Installation requirements are modest: a Linux or Docker environment with Python 3.12, access to an Azure OpenAI subscription (or another LLM with a compatible API), and a Qualtrics license. Setup involves configuring secret files for API keys, defining condition‑specific JSON prompt files, and deploying the Flask app behind HTTPS. The authors emphasize that non‑technical research teams can accomplish this with standard university IT support.
Limitations are acknowledged. Extending the toolkit to non‑Azure LLM providers requires custom adapters for authentication and request formatting. Because Azure’s endpoints are stateless, any long‑term context must be managed by the middleware, adding complexity for multi‑turn, stateful dialogues. Survey platforms that restrict JavaScript injection or enforce strict Content‑Security‑Policy headers may block the embedded chat. Ethical concerns are also discussed: uncontrolled LLM outputs could produce offensive or misleading content, so researchers should implement response filtering and ensure that logged data are fully anonymized to protect participant privacy.

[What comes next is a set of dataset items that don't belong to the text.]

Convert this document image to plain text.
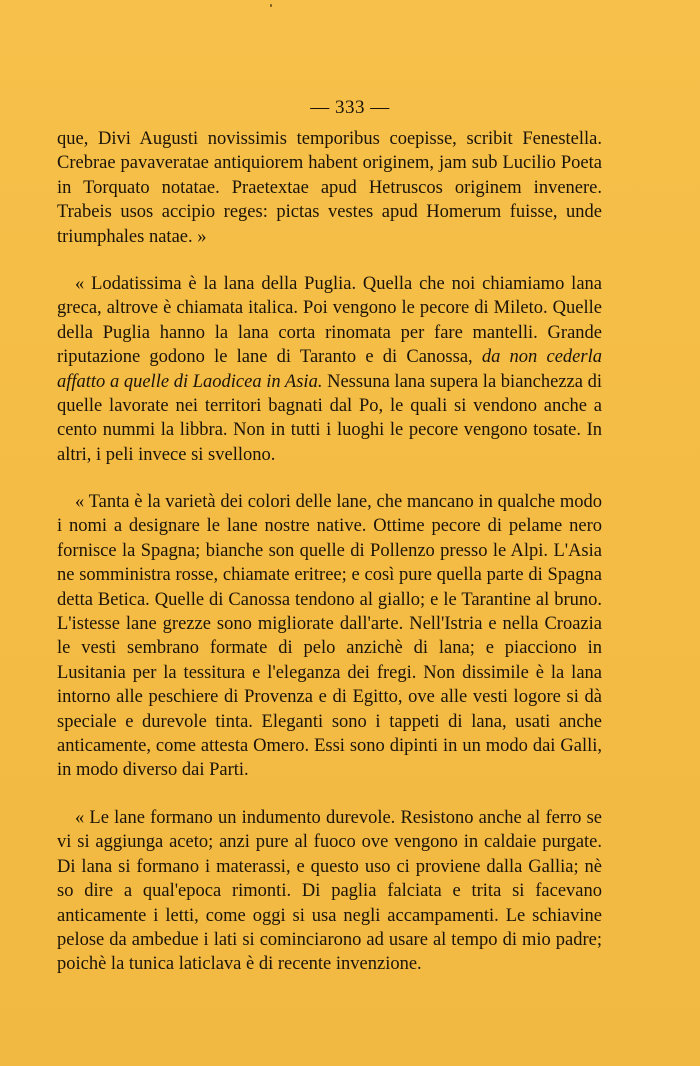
— 333 —

que, Divi Augusti novissimis temporibus coepisse, scribit Fenestella. Crebrae pavaveratae antiquiorem habent originem, jam sub Lucilio Poeta in Torquato notatae. Praetextae apud Hetruscos originem invenere. Trabeis usos accipio reges: pictas vestes apud Homerum fuisse, unde triumphales natae. »

« Lodatissima è la lana della Puglia. Quella che noi chiamiamo lana greca, altrove è chiamata italica. Poi vengono le pecore di Mileto. Quelle della Puglia hanno la lana corta rinomata per fare mantelli. Grande riputazione godono le lane di Taranto e di Canossa, da non cederla affatto a quelle di Laodicea in Asia. Nessuna lana supera la bianchezza di quelle lavorate nei territori bagnati dal Po, le quali si vendono anche a cento nummi la libbra. Non in tutti i luoghi le pecore vengono tosate. In altri, i peli invece si svellono.

« Tanta è la varietà dei colori delle lane, che mancano in qualche modo i nomi a designare le lane nostre native. Ottime pecore di pelame nero fornisce la Spagna; bianche son quelle di Pollenzo presso le Alpi. L'Asia ne somministra rosse, chiamate eritree; e così pure quella parte di Spagna detta Betica. Quelle di Canossa tendono al giallo; e le Tarantine al bruno. L'istesse lane grezze sono migliorate dall'arte. Nell'Istria e nella Croazia le vesti sembrano formate di pelo anzichè di lana; e piacciono in Lusitania per la tessitura e l'eleganza dei fregi. Non dissimile è la lana intorno alle peschiere di Provenza e di Egitto, ove alle vesti logore si dà speciale e durevole tinta. Eleganti sono i tappeti di lana, usati anche anticamente, come attesta Omero. Essi sono dipinti in un modo dai Galli, in modo diverso dai Parti.

« Le lane formano un indumento durevole. Resistono anche al ferro se vi si aggiunga aceto; anzi pure al fuoco ove vengono in caldaie purgate. Di lana si formano i materassi, e questo uso ci proviene dalla Gallia; nè so dire a qual'epoca rimonti. Di paglia falciata e trita si facevano anticamente i letti, come oggi si usa negli accampamenti. Le schiavine pelose da ambedue i lati si cominciarono ad usare al tempo di mio padre; poichè la tunica laticlava è di recente invenzione.
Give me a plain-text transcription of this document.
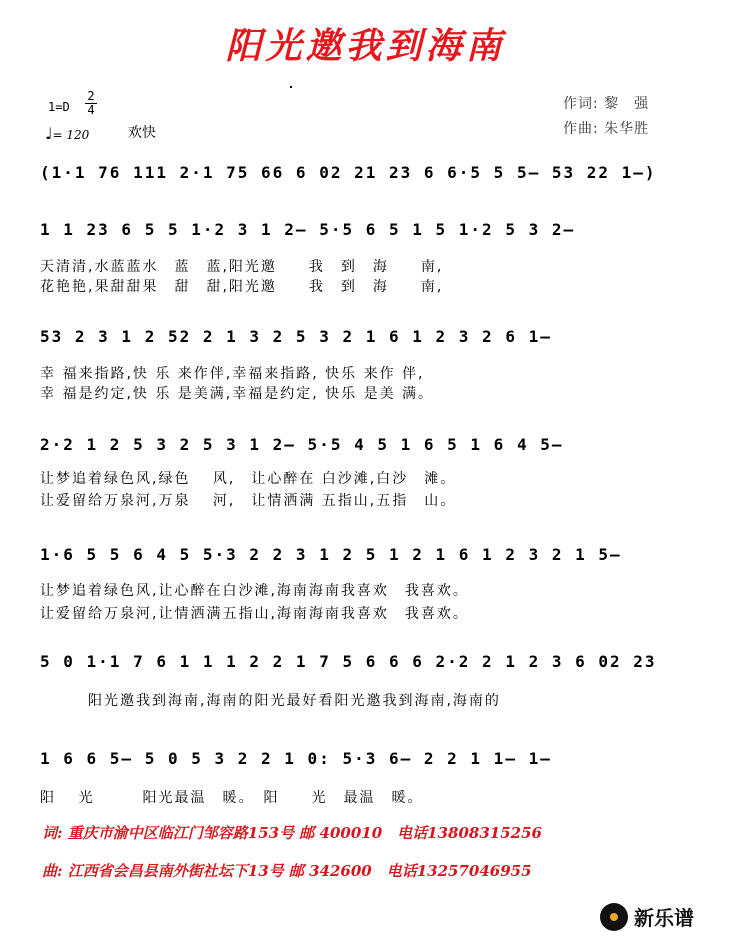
阳光邀我到海南
1=D
2
4
♩= 120	欢快
作词: 黎　强
作曲: 朱华胜
(1·1 76 111 2·1 75 66 6 02 21 23 6 6·5 5 5– 53 22 1–)
1 1 23 6 5 5 1·2 3 1 2– 5·5 6 5 1 5 1·2 5 3 2–
天清清,水蓝蓝水　蓝　蓝,阳光邀　　我　到　海　　南,
花艳艳,果甜甜果　甜　甜,阳光邀　　我　到　海　　南,
53 2 3 1 2 52 2 1 3 2 5 3 2 1 6 1 2 3 2 6 1–
幸 福来指路,快 乐 来作伴,幸福来指路, 快乐 来作 伴,
幸 福是约定,快 乐 是美满,幸福是约定, 快乐 是美 满。
2·2 1 2 5 3 2 5 3 1 2– 5·5 4 5 1 6 5 1 6 4 5–
让梦追着绿色风,绿色　 风,　让心醉在 白沙滩,白沙　滩。
让爱留给万泉河,万泉　 河,　让情洒满 五指山,五指　山。
1·6 5 5 6 4 5 5·3 2 2 3 1 2 5 1 2 1 6 1 2 3 2 1 5–
让梦追着绿色风,让心醉在白沙滩,海南海南我喜欢　我喜欢。
让爱留给万泉河,让情洒满五指山,海南海南我喜欢　我喜欢。
5 0 1·1 7 6 1 1 1 2 2 1 7 5 6 6 6 2·2 2 1 2 3 6 02 23
阳光邀我到海南,海南的阳光最好看阳光邀我到海南,海南的
1 6 6 5– 5 0 5 3 2 2 1 0: 5·3 6– 2 2 1 1– 1–
阳　 光　　　阳光最温　暖。　阳　　光　最温　暖。
词: 重庆市渝中区临江门邹容路153号 邮 400010　电话13808315256
曲: 江西省会昌县南外街社坛下13号 邮 342600　电话13257046955
新乐谱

In conclusion, DiSCoKit provides a practical, scalable solution for integrating live, controllable AI chat experiences into survey‑based research. By combining open‑source code, a clear middleware architecture, and detailed documentation, it lowers the barrier for social scientists to conduct large‑scale, ecologically valid experiments on human‑AI interaction, while preserving experimental control, data integrity, and reproducibility.